Hintergrund – Frauen und Frauenrechte in Rojava

I.

In Rojava, der autonomen kurdischen Region im Norden Syriens an der Grenze zur Türkei, ist ein außergewöhnlicher gesellschaftlicher Prozess im Gang. Inmitten eines Krieges, der Hunderttausenden das Leben gekostet und Millionen Menschen in die Flucht getrieben hat, gehen viele der dort lebenden Frauen daran, ihr Leben in die eigene Hand zu nehmen und sich zu empowern. Die emanzipatorische kurdische Frauenbewegung fordert die Macht-strukturen im Nahen Osten heraus. Ohne sie ist die Verwirklichung einer basisdemokratischen, autonomen Selbstverwaltung in Rojava, in der die Bevölkerung das Sagen hat, nicht denkbar. Die Vehemenz und Gewalttätigkeit, mit der der benachbarte autoritäre türkische Staat darauf reagiert, lässt erahnen, wie sehr auch er, jenseits der Grenze, sich davon in Frage gestellt sieht und befürchtet, dass der Funke dieser ideellen und teilweise bereits vorgelebten Radikalität, mit der die Menschen in Rojava den kulturellen Wandel vorantreiben, auf die eigene Gesellschaft überspringen könnte. Aber auch von den kurdischen Machthabern im Norden Iraks ist keine Unterstützung zu erwarten. Zu sehr sehen sie von den Entwicklungen in der Nachbarschaft ihre eigenen Privilegien bedroht.
Das antihierarchische, konföderale Demokratiemodell, das die Frauen gleichberechtigt beteiligt und selbstbewusst im öffentlichen Raum auftreten lässt, hat, auch aus westeuropäischer Sicht, einen fast schon utopischen emanzipatorischen Charakter und zeigt, dass und wie es möglich ist mit den eigenen Ressourcen und trotz aller Widerstände einen Gegenentwurf zu den männerdominierten Herrschaftsverhältnissen im Nahen Osten zu realisieren. 

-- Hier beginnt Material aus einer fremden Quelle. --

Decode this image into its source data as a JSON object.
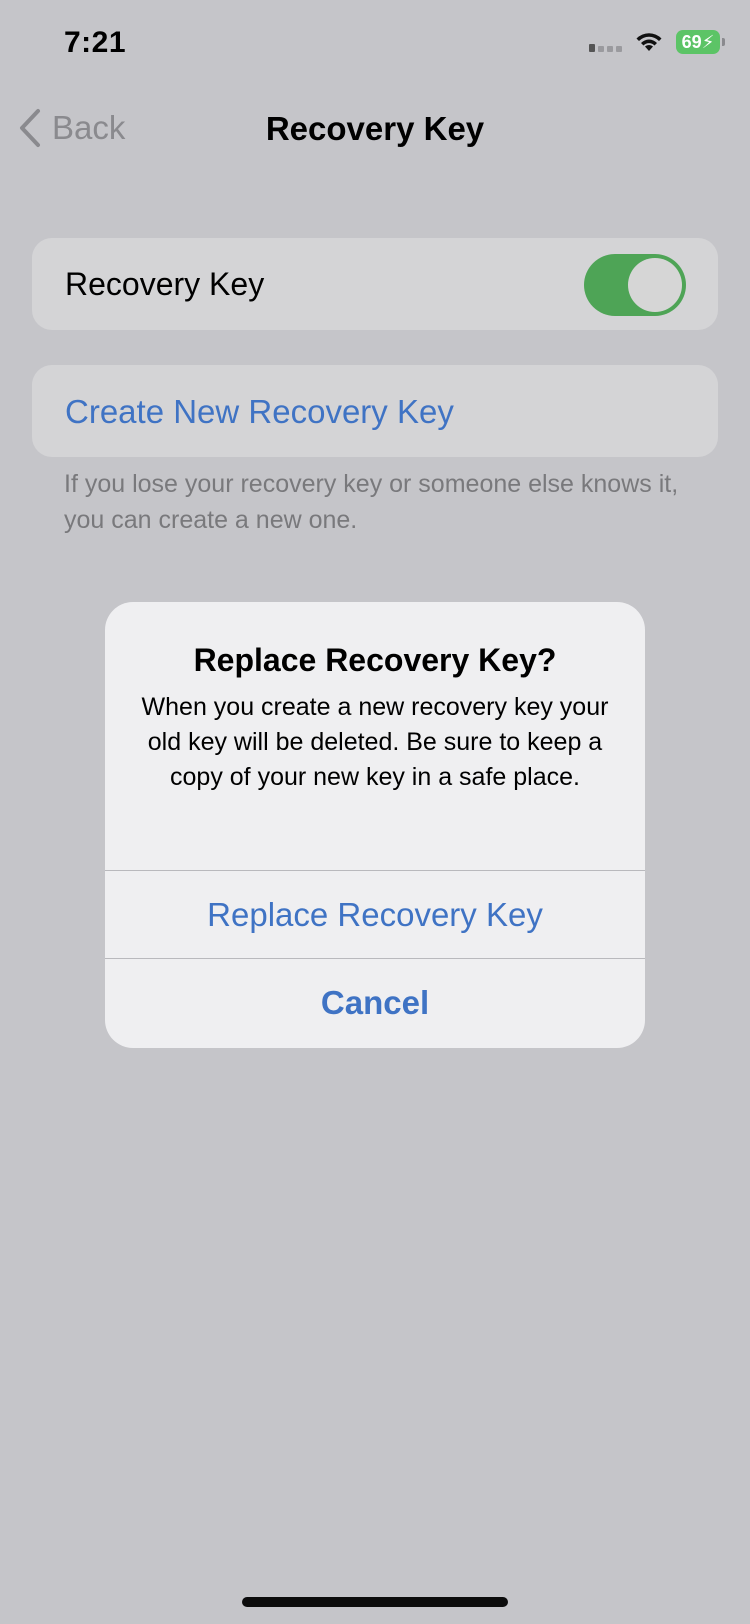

Der Druck ist gewaltig und von ständigen Opfern begleitet. Die türkischen Überfälle und Besetzungen von Teilen Rojavas haben die Menschen vertrieben und zu Geflüchteten im eigenen Land gemacht. Die marodierenden, islamistischen Söldner, die Opfer in den Reihen der türkischen Armee vermeiden sollen und für sie die „Drecksarbeit“ machen, terrorisieren die Bevölkerung und ermorden systematisch Frauen, die in der Bewegung aktiv sind. Hevrîn Xelef war Generalsekretärin der von einem basisdemokratischen Initiativprinzip geleiteten syrischen Zukunftspartei (Hizbul Suri Mustakbel) und Hoffnungsträgerin eines vielfältigen, demokratischen Syriens. Am 12. Oktober 2019, wurde die 34-Jährige im Zuge des Angriffskrieges der Türkei gegen Nordsyrien ermordet. Mitglieder der Dschihadistenmiliz „Ahrar al-Sharqiya hatten Xelef aus ihrem Wagen gezerrt und ihren Körper verstümmelt, bevor sie hingerichtet wurde. Am 23. Juni 2020 tötete eine türkische Drohne drei Kurdinnen bei Kobanê in Nordsyrien. Zehra Berkel und Hebûn Mele Xelîl vom Frauendachverband Kongreya Star sowie ihre Gastgeberin Amina Waysî wurden gezielt ermordet, als sie im Garten eines Hauses im Dorf Helincê saßen. Die Journalistin Cîhan Bilgin war am 19.12.2024 mit ihrem Kollegen Nazim Daştan auf dem Rückweg von Dreharbeiten am heftig umkämpften Tischrin-Staudamm am Euphrat, als sie von einer Drohne getötet wurden. Laut der Journalistinnen-organisation Women Press Freedom war Cîhan Bilgin bereits die dritte Journalistin, die 2024 durch einen türkischen Drohnenangriff getötet wurde.

II.

Inzwischen gibt es in allen Städten und den meisten Gemeinden des autonomen Gebiets Frauenzentren und Frauenhäuser, – koordiniert von Kongreya Star, einem Zusammenschluss von Frauenorganisationen, deren Arbeit auf dem Anspruch basiert, dass ohne die Befreiung der Frauen eine wirklich freie Gesellschaft nicht möglich ist. Der Aufbau der Selbstverwaltung unter aktiver Beteiligung der Bevölkerung ist undenkbar ohne die Beteiligung der Frauen. Auf allen Ebenen der basisdemokratischen Selbstverwaltung gibt es einen gemeinsamen Vorsitz von jeweils einer Frau und einem Mann.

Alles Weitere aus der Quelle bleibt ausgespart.